Allow user code to handle extensions that webpki does not understand

[Demi-Marie]

Background

In libp2p, TLS certificates are not signed by a certificate authority (CA). Instead, self-signed certificates are used, and there is a custom critical extension that contains:

• The nodes long-term public identity key (which is distinct from the public key used in the certificate).
• A signature of data, made with the secret identity key, of the certificate’s public key plus a domain-separation prefix.

Furthermore, my understanding is that most other parts of the certificate are stubbed out. For example, libp2p does not require the Subject Alternative Name extension, or even the Basic Constraints extension. Since certificates used in libp2p are ephemeral, the issuer and subject may be zero-length stubs.

The exact procedure is part of the libp2p specification, which is the definitive document.

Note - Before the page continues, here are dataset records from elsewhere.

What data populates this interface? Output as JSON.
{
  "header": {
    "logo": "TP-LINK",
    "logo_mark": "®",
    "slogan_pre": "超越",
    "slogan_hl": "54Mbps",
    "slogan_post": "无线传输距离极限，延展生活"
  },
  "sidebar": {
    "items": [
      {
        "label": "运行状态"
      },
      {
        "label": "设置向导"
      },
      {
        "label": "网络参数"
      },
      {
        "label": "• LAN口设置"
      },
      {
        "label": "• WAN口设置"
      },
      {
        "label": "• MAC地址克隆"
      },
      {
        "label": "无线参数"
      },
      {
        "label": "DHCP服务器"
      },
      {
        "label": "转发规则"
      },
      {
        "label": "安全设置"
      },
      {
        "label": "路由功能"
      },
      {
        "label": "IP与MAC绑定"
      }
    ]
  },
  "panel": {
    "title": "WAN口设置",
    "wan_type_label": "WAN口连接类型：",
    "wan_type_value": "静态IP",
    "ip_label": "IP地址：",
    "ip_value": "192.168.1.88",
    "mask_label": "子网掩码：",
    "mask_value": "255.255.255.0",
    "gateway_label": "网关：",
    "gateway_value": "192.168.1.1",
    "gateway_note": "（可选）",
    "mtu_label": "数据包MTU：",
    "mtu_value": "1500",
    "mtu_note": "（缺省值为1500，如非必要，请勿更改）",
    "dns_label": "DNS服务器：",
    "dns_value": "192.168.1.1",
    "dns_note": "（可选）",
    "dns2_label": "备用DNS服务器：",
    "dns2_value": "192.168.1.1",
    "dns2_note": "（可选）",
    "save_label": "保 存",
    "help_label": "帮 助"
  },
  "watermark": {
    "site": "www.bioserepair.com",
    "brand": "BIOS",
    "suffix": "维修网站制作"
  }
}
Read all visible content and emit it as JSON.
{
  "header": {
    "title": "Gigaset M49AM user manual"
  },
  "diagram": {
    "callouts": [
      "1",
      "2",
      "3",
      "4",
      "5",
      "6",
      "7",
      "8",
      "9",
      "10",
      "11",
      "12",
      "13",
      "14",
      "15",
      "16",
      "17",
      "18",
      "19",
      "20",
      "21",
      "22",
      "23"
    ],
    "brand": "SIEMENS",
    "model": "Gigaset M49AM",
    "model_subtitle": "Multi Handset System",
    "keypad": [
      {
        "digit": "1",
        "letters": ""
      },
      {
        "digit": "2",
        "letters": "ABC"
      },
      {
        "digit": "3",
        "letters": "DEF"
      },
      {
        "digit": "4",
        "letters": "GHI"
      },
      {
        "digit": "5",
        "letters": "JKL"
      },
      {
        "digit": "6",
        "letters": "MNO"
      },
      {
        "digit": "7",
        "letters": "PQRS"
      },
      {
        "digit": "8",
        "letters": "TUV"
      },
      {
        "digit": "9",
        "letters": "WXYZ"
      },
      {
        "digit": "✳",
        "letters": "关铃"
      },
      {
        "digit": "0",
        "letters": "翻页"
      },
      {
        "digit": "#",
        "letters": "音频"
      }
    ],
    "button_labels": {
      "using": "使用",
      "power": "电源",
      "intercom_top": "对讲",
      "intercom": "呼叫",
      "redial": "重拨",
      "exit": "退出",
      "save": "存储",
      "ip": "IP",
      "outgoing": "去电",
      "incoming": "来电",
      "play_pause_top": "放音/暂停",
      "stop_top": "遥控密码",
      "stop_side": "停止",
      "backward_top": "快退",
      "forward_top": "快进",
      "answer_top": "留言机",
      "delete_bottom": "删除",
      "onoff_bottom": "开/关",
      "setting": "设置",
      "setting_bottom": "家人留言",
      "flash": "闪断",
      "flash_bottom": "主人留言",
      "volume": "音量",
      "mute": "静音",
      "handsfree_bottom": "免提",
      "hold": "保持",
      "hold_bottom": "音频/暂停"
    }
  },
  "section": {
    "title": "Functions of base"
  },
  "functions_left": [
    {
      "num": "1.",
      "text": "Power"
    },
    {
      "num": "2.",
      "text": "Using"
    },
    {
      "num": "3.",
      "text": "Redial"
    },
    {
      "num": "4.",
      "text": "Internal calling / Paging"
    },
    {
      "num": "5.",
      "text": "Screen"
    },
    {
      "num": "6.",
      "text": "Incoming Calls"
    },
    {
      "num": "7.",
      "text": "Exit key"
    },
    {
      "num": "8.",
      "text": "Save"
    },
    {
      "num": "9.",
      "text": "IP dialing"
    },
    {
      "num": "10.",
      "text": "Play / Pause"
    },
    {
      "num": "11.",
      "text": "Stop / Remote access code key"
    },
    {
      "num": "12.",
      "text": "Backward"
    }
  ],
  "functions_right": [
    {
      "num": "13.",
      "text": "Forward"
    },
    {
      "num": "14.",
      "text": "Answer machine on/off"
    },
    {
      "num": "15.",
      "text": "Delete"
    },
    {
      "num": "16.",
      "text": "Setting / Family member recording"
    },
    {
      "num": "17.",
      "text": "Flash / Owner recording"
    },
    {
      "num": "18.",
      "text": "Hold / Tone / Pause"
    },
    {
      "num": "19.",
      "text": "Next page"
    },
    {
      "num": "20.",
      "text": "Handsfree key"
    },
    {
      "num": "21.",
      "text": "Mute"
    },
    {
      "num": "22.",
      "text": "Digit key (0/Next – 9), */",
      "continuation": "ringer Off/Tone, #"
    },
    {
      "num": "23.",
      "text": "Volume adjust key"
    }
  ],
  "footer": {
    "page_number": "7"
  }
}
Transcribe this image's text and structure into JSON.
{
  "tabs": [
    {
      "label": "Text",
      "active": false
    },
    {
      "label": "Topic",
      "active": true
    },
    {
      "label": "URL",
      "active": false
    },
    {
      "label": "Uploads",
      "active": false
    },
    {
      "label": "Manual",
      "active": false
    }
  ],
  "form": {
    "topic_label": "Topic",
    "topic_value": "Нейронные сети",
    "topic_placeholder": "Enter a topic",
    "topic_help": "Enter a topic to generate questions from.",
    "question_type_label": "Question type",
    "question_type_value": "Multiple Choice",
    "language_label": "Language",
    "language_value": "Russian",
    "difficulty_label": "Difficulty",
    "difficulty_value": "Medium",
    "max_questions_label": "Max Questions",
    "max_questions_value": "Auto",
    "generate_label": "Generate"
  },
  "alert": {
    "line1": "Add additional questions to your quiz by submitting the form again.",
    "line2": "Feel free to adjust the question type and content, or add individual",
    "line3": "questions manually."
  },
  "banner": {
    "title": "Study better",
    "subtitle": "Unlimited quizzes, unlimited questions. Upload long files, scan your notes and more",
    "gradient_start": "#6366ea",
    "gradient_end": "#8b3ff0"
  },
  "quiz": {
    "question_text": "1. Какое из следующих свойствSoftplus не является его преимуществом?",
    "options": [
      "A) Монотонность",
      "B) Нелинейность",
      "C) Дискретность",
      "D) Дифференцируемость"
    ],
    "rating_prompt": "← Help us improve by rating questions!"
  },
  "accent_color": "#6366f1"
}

Currently, WebPKI fails to parse libp2p certificates, because it doesn’t understand the critical libp2p extension. WebPKI cannot validate such certificates itself, because doing so may require algorithms (such as ECDSA over secp256k1) that ring does not support. libp2p implementations handle most certificate validation themselves, and extract the node’s identity key from the certificate manually.

In order to be usable with libp2p, WebPKI needs to be able to parse libp2p X.509 certificates, and to be able to validate signatures made with their keys. However, webpki currently rejects such certificates at parse time.

Although libp2p is where I realized this problem, it is not the only place where it arises. Kerberos would have the same problem, as it too uses extensions that are not found on the web.

Suggested Solution

I propose the following API:

/// The return value of a custom extension validation callback.
///
/// Per the X.509 standard and [RFC5280], critical extensions that an
/// application does not know about cause the certificate to be rejected. This
/// behavior can be overriden by returning a value other than
/// [`ExtensionValidity::Unknown`].
#[must_use = "This might be a `Valid` or `Bogus` variant, which should be handled."]
enum ExtensionValidity {
    /// Process the extension as normal. If WebPKI does not know how to process
    /// it, it will:
    ///
    /// * reject the certificate if the extension is critical
    /// * ignore the extension if it is not critical.
    Unknown,
    /// Assert that the application knows about the extension, and has
    /// determined it to be valid. If the extension is known by WebPKI, this is
    /// equivalent to returning [`ExtensionValidity::Unknown`]. Otherwise,
    /// WebPKI will ignore the extension, even if it is critical.
    Valid,
    /// Tell WebPKI to unconditionally reject the certificate. The callback will
    /// not be called again for this certificate.
    Bogus,
}

/// A trait to be implemented by extension callbacks
trait ExtensionCallback {
    /// Called for each extension in the certificate.
    ///
    /// `oid` is the object identifier of the extension. `data` is the raw
    /// bytes of the extension value, as an [`&mut untrusted::Input`](untrusted::Input).
    fn on_extension(&mut self, oid: &[u64], data: untrusted::Input, critical: bool) -> ExtensionValidity;
}

impl EndEntityCert {
    /// Process extensions in this certificate. This allows applications and
    /// libraries to process certificates with critical extensions that WebPKI
    /// does not know about.
    ///
    /// By default, [`EndEntityCert::verify_signature`] does not reject
    /// certificates with unknown critical extensions, although it does check
    /// the `KeyUsage` extension. However,
    /// [`EndEntityCert::verify_is_valid_tls_server_cert`],
    /// [`EndEntityCert::verify_is_valid_tls_client_cert`],
    /// [`EndEntityCert::verify_is_valid_for_dns_name`], and
    /// [`EndEntityCert::verify_is_valid_for_at_least_one_dns_name`] do reject
    /// certificates with unknown critical extensions.
    fn process_extensions(
        &mut self,
        cb: &mut dyn ExtensionCallback,
    ) -> Result<(), ring::error::Unspecified> {
        // implementation
    }
}

[Demi-Marie]

@briansmith what are your thoughts?

[briansmith]

I'm not planning to add support for custom extension handlers. This project is about the Web PKI and helping to agree on and standardize improvements to the Web PKI. If there is an extension that we think warrants spending time on, we should add support for it directly to Web PKI.